Jokić wasn't passive, but Minnesota's defensive spacing and size took him out of the game he wanted. He put up numbers the way he always does with 32 points, eight rebounds and nine assists, but his overall efficiency was poor and his seven turnovers were brutal. Furthermore, the Wolves constantly put him in negative situations and he obliged. In the second half, he was caught between worlds like on this sequence.

Denver blitzes Edwards to get the ball out of his hands, so Minnesota immediately goes into a pick and roll out of the outlet valve with Mike Conley. Jokić neither plays drop to contain nor plays at the level to contest. A good screen on a banged-up KCP and it's a wide open 3-pointer.

Jokić looked tired, which is concerning after a series vs. the Lakers he failed to dominate and four days rest.

Meanwhile, the Wolves did what they did to the Suns from the start of these playoffs: look hungrier, look more prepared and go for the jugular on every possession. Their offense struggled in the first half and then went ballistic in the second half with a 165 offensive rating. They shot 71% from the field and 58% from 3-point range in the second half. Minnesota has been a team that gets better as the game goes along all season.

In Game 1, they were the hungrier team with the hungriest player on the floor in Edwards.

Edwards let folks know about it after the game, too, including this gem, regarding how he got going.

"My teammates found me for a lot of easy layups. I've never had so many easy layups in my life," Edwards said. "So it was fun."

The Nuggets trailed the majority of the series vs. the Lakers and trailed the majority of this game.
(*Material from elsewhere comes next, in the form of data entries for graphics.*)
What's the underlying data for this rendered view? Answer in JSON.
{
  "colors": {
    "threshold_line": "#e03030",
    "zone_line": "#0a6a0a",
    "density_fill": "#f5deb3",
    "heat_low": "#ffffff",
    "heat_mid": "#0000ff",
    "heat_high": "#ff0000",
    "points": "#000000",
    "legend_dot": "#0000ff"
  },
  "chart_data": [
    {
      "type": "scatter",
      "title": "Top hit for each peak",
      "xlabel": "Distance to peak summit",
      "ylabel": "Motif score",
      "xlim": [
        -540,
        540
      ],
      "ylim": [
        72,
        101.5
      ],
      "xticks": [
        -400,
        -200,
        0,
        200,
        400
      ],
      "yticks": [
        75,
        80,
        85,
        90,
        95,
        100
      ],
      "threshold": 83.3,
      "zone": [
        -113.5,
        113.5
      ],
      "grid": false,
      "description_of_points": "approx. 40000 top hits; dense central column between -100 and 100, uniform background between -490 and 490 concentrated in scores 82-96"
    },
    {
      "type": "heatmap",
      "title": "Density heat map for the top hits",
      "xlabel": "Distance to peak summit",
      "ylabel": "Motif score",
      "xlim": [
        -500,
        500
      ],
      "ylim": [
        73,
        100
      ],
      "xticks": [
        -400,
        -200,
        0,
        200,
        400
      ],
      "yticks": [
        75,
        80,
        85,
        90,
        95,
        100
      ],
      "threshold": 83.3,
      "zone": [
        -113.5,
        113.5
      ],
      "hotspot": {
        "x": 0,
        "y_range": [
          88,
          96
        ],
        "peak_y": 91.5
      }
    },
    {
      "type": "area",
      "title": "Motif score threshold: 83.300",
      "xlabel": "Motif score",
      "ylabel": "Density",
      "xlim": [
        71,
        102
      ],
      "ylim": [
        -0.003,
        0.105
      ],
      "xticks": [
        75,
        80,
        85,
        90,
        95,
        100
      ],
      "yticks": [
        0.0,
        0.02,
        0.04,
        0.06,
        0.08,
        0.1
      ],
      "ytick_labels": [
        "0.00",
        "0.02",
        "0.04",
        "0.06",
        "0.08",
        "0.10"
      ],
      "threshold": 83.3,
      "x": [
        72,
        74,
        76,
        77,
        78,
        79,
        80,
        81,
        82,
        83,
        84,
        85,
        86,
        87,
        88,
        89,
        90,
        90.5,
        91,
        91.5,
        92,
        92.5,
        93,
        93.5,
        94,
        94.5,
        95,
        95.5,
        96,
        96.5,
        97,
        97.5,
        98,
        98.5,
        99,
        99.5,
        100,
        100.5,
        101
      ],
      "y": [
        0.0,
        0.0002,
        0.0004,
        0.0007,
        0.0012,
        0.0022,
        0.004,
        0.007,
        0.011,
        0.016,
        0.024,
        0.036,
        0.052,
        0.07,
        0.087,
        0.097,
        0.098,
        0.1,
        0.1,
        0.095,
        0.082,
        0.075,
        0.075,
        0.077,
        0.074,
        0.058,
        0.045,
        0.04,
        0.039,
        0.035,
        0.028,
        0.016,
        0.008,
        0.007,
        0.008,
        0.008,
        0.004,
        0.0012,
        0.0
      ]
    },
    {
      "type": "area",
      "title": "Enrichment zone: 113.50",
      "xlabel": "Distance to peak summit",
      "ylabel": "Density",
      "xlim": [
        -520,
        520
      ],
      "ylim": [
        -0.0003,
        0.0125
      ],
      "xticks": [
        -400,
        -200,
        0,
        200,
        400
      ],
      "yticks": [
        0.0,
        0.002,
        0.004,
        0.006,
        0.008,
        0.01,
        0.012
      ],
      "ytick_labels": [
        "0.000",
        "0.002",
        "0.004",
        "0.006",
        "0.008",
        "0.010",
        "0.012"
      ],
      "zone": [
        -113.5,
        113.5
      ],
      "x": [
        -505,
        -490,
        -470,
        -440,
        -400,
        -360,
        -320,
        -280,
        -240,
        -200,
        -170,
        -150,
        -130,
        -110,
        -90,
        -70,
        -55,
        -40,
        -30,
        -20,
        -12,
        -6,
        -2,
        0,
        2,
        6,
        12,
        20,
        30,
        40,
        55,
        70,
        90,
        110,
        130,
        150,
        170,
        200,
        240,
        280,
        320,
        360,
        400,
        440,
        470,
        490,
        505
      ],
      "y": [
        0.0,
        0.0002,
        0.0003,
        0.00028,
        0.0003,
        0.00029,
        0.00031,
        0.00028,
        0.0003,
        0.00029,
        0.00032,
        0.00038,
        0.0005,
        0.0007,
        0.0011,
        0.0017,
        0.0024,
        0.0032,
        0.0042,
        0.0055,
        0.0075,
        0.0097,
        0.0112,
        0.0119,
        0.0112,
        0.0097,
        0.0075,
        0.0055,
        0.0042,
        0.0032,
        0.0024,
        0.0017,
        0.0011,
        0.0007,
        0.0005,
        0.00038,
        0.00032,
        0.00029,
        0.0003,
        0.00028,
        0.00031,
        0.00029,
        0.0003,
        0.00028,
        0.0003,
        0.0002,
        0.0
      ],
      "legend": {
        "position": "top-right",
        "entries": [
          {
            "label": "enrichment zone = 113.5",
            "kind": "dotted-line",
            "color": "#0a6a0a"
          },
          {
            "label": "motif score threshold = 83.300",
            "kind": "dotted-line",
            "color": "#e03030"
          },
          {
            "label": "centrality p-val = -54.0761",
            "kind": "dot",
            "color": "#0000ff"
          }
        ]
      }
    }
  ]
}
At some point, the wait for the championship Nuggets is going to run up against a clock, with Minnesota now having home court, where it went 30-11 this season.

For Minnesota, nothing it did felt unsustainable. They weren't reliant on unsustainable shooting. Edwards delivered dagger after dagger and felt comfortable, slicing past Gordon and bodying Caldwell-Pope. The Nuggets' best defender on Edwards was likely second-year man Christian Braun, but Braun struggles more in screen navigation.

The Nuggets looked like a team that so far in the playoffs had fluffed around and not faced any consequences against a flawed and inferior Lakers team.

Against the Wolves, they fluffed around and found out.

Minnesota is not here for good vibes or to celebrate its first franchise sweep and second real playoff run. They are not just happy to be here.

They're not nice, they're Minnesota Ice. And they were absolutely sub-zero cold in how they executed in Game 1 en route to a 1-0 lead on the champs. Game 2 is Monday night in Denver.